Olivier monta dans la voiture et se fit conduire chez Urbain. Il était onze heures du soir. Le peintre était seul dans son atelier.

--Qu'y a-t-il donc? s'écria-t-il en voyant Olivier, suivi du cocher qui portait sa malle.

--Il y a, répondit Olivier quand ils furent seuls, que mon père m'a chassé, et pour la seconde fois je viens te demander l'hospitalité.

Urbain n'avait plus cette chambre du voisinage qu'autrefois il avait prêtée à Olivier pour cacher Marie. Le lendemain du jour où la maîtresse du poète était devenue la sienne, il avait quitté son second logement et vendu les meubles pour faire vivre Marie.

--Mais, à propos, demanda Olivier, où couches-tu donc? Je ne vois pas de lit.

--Je suis pauvre, répondit Urbain, et montrant derrière une grande toile qui séparait l'atelier en deux, une paillasse jetée à terre, et recouverte d'un lambeau de laine, il ajouta: «Je couche là-dessus et j'y dors.»

--J'ai des meubles chez moi. Si tu veux que je demeure avec toi, je les ferai transporter ici, dit Olivier. Et si mon père me les refuse, nous achèterons un lit, au moins. J'ai cent francs.

--Pourquoi faire acheter un lit? pour le revendre dans huit jours la moitié de ce qu'il nous aura coûté? Ô mon ami! ne sois pas si fier pour une pile d'écus que tu as dans ta poche.... Cent francs... c'est bien joli, mais ce n'est pas éternel, et ton pauvre magot sera bien vite fondu, quoiqu'il ne fasse pas chaud ici, ajouta Urbain. Au reste, ton argent est à toi; et si tu es si délicat qu'un grabat de paille t'effraye, il y a la chambre d'en face, la chambre garnie où logeait Marie.... Le lit est doux; mais moi je n'aime pas les douceurs, et c'est seulement à cause de Marie que j'avais loué cette chambre.... Tu peux la prendre si tu la veux; j'ai encore la clef. Demain, tu t'arrangeras avec le propriétaire, qui la loue.

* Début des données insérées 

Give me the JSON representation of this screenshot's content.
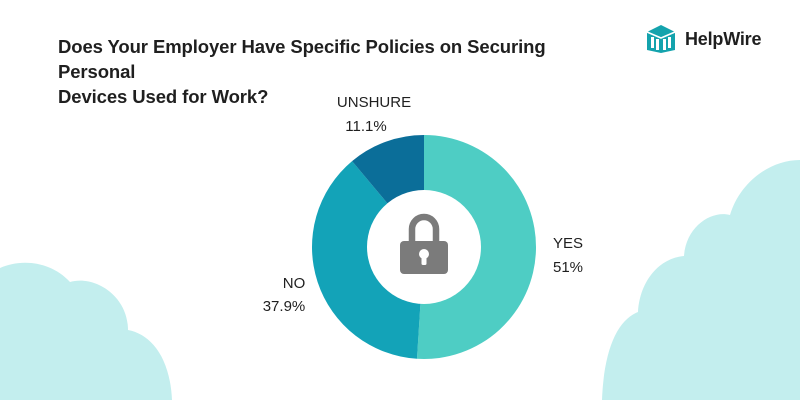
{
  "title_lines": [
    "Does Your Employer Have Specific Policies on Securing Personal",
    "Devices Used for Work?"
  ],
  "brand": {
    "name": "HelpWire",
    "logo_icon": "helpwire-logo-icon",
    "color": "#14a3ad"
  },
  "center_icon": "padlock-icon",
  "chart_data": {
    "type": "pie",
    "variant": "donut",
    "slices": [
      {
        "label": "YES",
        "value": 51,
        "display": "51%",
        "color": "#4ecdc4"
      },
      {
        "label": "NO",
        "value": 37.9,
        "display": "37.9%",
        "color": "#13a3b8"
      },
      {
        "label": "UNSHURE",
        "value": 11.1,
        "display": "11.1%",
        "color": "#0b6e99"
      }
    ],
    "start": "12 o'clock, clockwise"
  }
}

--Je la prendrai, dit Olivier; viens m'y conduire. Urbain le mena dans une petite chambre assez propre, et qui n'avait pas été rangée. Tout y était dans le même état où Marie l'avait laissé.

--Bonsoir, dit Urbain, en laissant Olivier seul. Les regards du jeune homme tombèrent d'abord sur le lit, où se trouvaient deux oreillers. Sur l'un d'eux se détachait un petit bonnet de femme, oublié sans doute par Marie. Sur l'autre, une sorte de calotte, de forme dite _grecque_, qu'Olivier avait vue plusieurs fois sur la tête d'Urbain. Cette vue porta un coup terrible au coeur d'Olivier: son dernier doute venait de s'évanouir. Il ferma précipitamment les rideaux pour ne plus voir.